Do you carry any cash in your wallet? We often hear people say things like “I never carry any cash” or “I use my card for everything, I don’t hold onto cash.” More and more people are going cashless and always paying — even for small purchases — with a debit or credit card.
A new survey by CreditCards.com, which you can view here, asked around 1,000 respondents how they pay for a small purchase of $5 or less. When you buy one item at the grocery store, a bagel for breakfast, a magazine, or a cup of coffee, do you use cash or a debit or credit card?
Who’s still using cash?
Around two out of three cardholders are still using cash for small items that cost less than $5, and the other one-third are paying with credit or debit (11 percent are using credit and 22 percent pay with debit). Based on the survey results, it seems factors like age, education, and other demographics play a role in whether we choose cash or plastic.
Those in the 18-to-29 age group (millennials) are the only age group to prefer plastic over cash for these small purchases. This age group also strongly prefers debit over credit by a ratio of almost 3-to-1. As the age group of respondents increases, so does their preference for cash. In the 50-and-older age group, almost eight out of 10 (77 percent) prefer to use cash for small transactions.
Those in the over-50 age groups have managed a budget and household finances during a time when cash was more common, and writing paper checks was — and for some, still is – a common form of payment, as well. According to a Federal Reserve report from late last year, the number of checks paid decreased to 18.3 billion in 2012, less than half the number of checks paid in 2003.

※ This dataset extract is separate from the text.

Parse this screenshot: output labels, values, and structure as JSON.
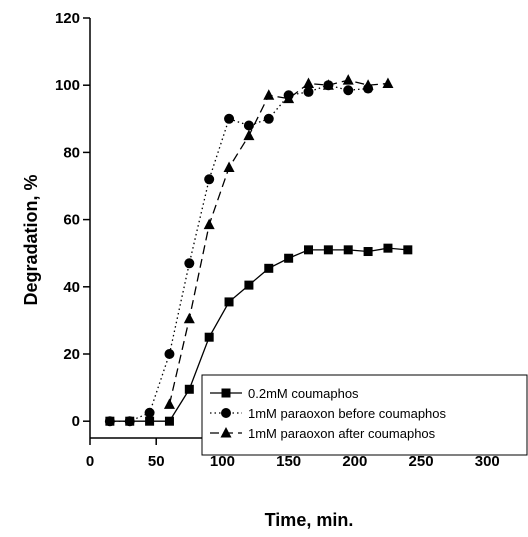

Of those surveyed by CreditCards.com, college attendees and college degree holders (around 60 percent use cash) were less inclined to use cash for small purchases than those with only a high school education (around 80 percent use cash). People without children are more likely to use cash than those with children, and those who live in rural areas are more likely to use cash than city dwellers for these small purchases.
Why we like plastic
What is it about these small plastic cards? With all of the technological advances in banking, transactions are quick and convenient, and they can show up in an account relatively instantly. Using a debit or credit card has become more and more user friendly – fun, even.
“Rewards have become a common feature of credit cards, with two out of three credit cards offering rewards, encouraging rewards chasing. Debit cards, with their balances available instantly and online, have largely replaced paper checks and tedious manual records,” according to the CreditCards.com survey analysis.

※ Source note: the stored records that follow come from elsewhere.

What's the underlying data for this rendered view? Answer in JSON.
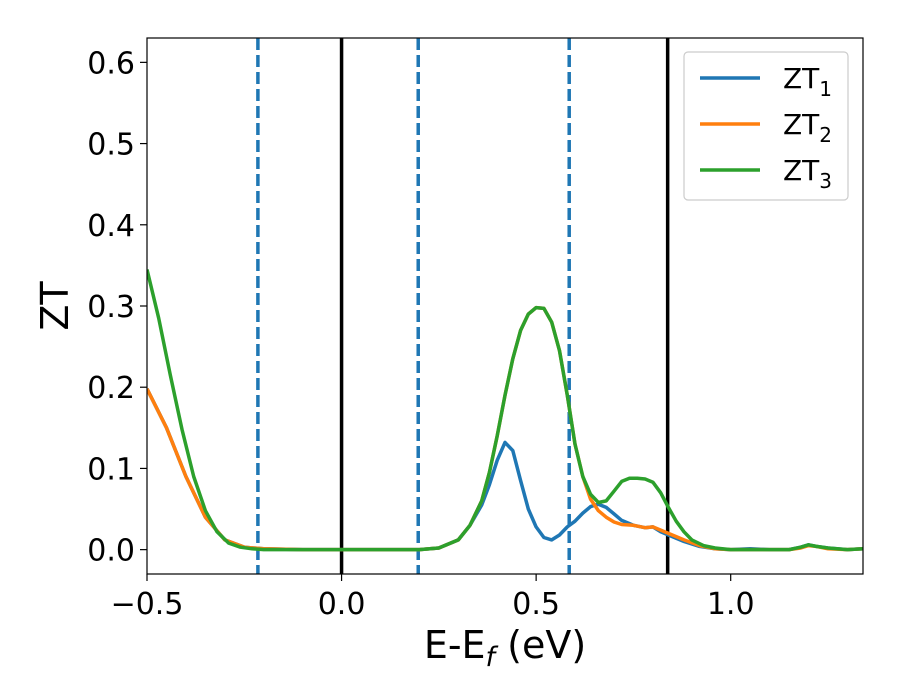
{
  "chart_data": {
    "type": "line",
    "xlabel": "E-E",
    "xlabel_sub": "f",
    "xlabel_unit": " (eV)",
    "ylabel": "ZT",
    "xlim": [
      -0.5,
      1.34
    ],
    "ylim": [
      -0.03,
      0.63
    ],
    "xticks": [
      -0.5,
      0.0,
      0.5,
      1.0
    ],
    "xtick_labels": [
      "−0.5",
      "0.0",
      "0.5",
      "1.0"
    ],
    "yticks": [
      0.0,
      0.1,
      0.2,
      0.3,
      0.4,
      0.5,
      0.6
    ],
    "ytick_labels": [
      "0.0",
      "0.1",
      "0.2",
      "0.3",
      "0.4",
      "0.5",
      "0.6"
    ],
    "grid": false,
    "legend_position": "top-right",
    "vlines": [
      {
        "x": -0.215,
        "style": "dashed",
        "color": "#1f77b4"
      },
      {
        "x": 0.0,
        "style": "solid",
        "color": "#000000"
      },
      {
        "x": 0.197,
        "style": "dashed",
        "color": "#1f77b4"
      },
      {
        "x": 0.585,
        "style": "dashed",
        "color": "#1f77b4"
      },
      {
        "x": 0.838,
        "style": "solid",
        "color": "#000000"
      }
    ],
    "series": [
      {
        "name": "ZT",
        "sub": "1",
        "color": "#1f77b4",
        "x": [
          -0.5,
          -0.45,
          -0.4,
          -0.35,
          -0.3,
          -0.25,
          -0.2,
          -0.1,
          0.0,
          0.1,
          0.2,
          0.25,
          0.3,
          0.33,
          0.36,
          0.38,
          0.4,
          0.42,
          0.44,
          0.46,
          0.48,
          0.5,
          0.52,
          0.54,
          0.56,
          0.58,
          0.6,
          0.62,
          0.64,
          0.66,
          0.68,
          0.7,
          0.72,
          0.75,
          0.78,
          0.8,
          0.82,
          0.85,
          0.88,
          0.92,
          0.96,
          1.0,
          1.05,
          1.1,
          1.15,
          1.18,
          1.2,
          1.22,
          1.25,
          1.3,
          1.34
        ],
        "y": [
          0.198,
          0.15,
          0.09,
          0.04,
          0.012,
          0.003,
          0.001,
          0.0,
          0.0,
          0.0,
          0.0,
          0.002,
          0.012,
          0.03,
          0.055,
          0.08,
          0.11,
          0.132,
          0.122,
          0.085,
          0.05,
          0.028,
          0.015,
          0.012,
          0.018,
          0.028,
          0.035,
          0.045,
          0.053,
          0.056,
          0.052,
          0.044,
          0.036,
          0.03,
          0.027,
          0.028,
          0.022,
          0.016,
          0.01,
          0.004,
          0.001,
          0.0,
          0.001,
          0.0,
          0.0,
          0.003,
          0.006,
          0.004,
          0.002,
          0.0,
          0.001
        ]
      },
      {
        "name": "ZT",
        "sub": "2",
        "color": "#ff7f0e",
        "x": [
          -0.5,
          -0.45,
          -0.4,
          -0.35,
          -0.3,
          -0.25,
          -0.2,
          -0.1,
          0.0,
          0.1,
          0.2,
          0.25,
          0.3,
          0.33,
          0.36,
          0.38,
          0.4,
          0.42,
          0.44,
          0.46,
          0.48,
          0.5,
          0.52,
          0.54,
          0.56,
          0.58,
          0.6,
          0.62,
          0.64,
          0.66,
          0.68,
          0.7,
          0.72,
          0.75,
          0.78,
          0.8,
          0.82,
          0.85,
          0.88,
          0.92,
          0.96,
          1.0,
          1.05,
          1.1,
          1.15,
          1.18,
          1.2,
          1.22,
          1.25,
          1.3,
          1.34
        ],
        "y": [
          0.198,
          0.15,
          0.09,
          0.04,
          0.012,
          0.003,
          0.001,
          0.0,
          0.0,
          0.0,
          0.0,
          0.002,
          0.012,
          0.03,
          0.06,
          0.095,
          0.14,
          0.19,
          0.235,
          0.27,
          0.29,
          0.298,
          0.297,
          0.28,
          0.245,
          0.19,
          0.13,
          0.09,
          0.062,
          0.048,
          0.04,
          0.034,
          0.031,
          0.03,
          0.027,
          0.028,
          0.024,
          0.018,
          0.012,
          0.005,
          0.001,
          0.0,
          0.0,
          0.0,
          0.0,
          0.002,
          0.005,
          0.004,
          0.001,
          0.0,
          0.001
        ]
      },
      {
        "name": "ZT",
        "sub": "3",
        "color": "#2ca02c",
        "x": [
          -0.5,
          -0.47,
          -0.44,
          -0.41,
          -0.38,
          -0.35,
          -0.32,
          -0.29,
          -0.26,
          -0.23,
          -0.2,
          -0.1,
          0.0,
          0.1,
          0.2,
          0.25,
          0.3,
          0.33,
          0.36,
          0.38,
          0.4,
          0.42,
          0.44,
          0.46,
          0.48,
          0.5,
          0.52,
          0.54,
          0.56,
          0.58,
          0.6,
          0.62,
          0.64,
          0.66,
          0.68,
          0.7,
          0.72,
          0.74,
          0.76,
          0.78,
          0.8,
          0.82,
          0.84,
          0.86,
          0.88,
          0.9,
          0.93,
          0.96,
          1.0,
          1.05,
          1.1,
          1.15,
          1.18,
          1.2,
          1.22,
          1.25,
          1.3,
          1.34
        ],
        "y": [
          0.345,
          0.285,
          0.215,
          0.148,
          0.09,
          0.048,
          0.022,
          0.008,
          0.003,
          0.001,
          0.0,
          0.0,
          0.0,
          0.0,
          0.0,
          0.002,
          0.012,
          0.03,
          0.06,
          0.095,
          0.14,
          0.19,
          0.235,
          0.27,
          0.29,
          0.298,
          0.297,
          0.28,
          0.245,
          0.19,
          0.13,
          0.09,
          0.068,
          0.058,
          0.06,
          0.072,
          0.084,
          0.088,
          0.088,
          0.087,
          0.083,
          0.07,
          0.052,
          0.035,
          0.022,
          0.012,
          0.005,
          0.002,
          0.0,
          0.0,
          0.0,
          0.0,
          0.003,
          0.006,
          0.004,
          0.002,
          0.0,
          0.001
        ]
      }
    ]
  }
}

It is quick and easy to pay most bills these days, and most transactions can be completed online from a home PC. You can’t pay in cash while sitting on your couch. The automatic record keeping that comes along with using plastic — that instant proof of purchase on your bank or credit card statement — is also an added perk for some people. Cash generally requires holding onto a receipt.
What the future may hold
With this many people already using plastic for purchases under $5, we have to wonder if everyone will stop using cash as the primary method of payment sometime in the future. Will cash become an old school means of payment that is still accepted but not widely used?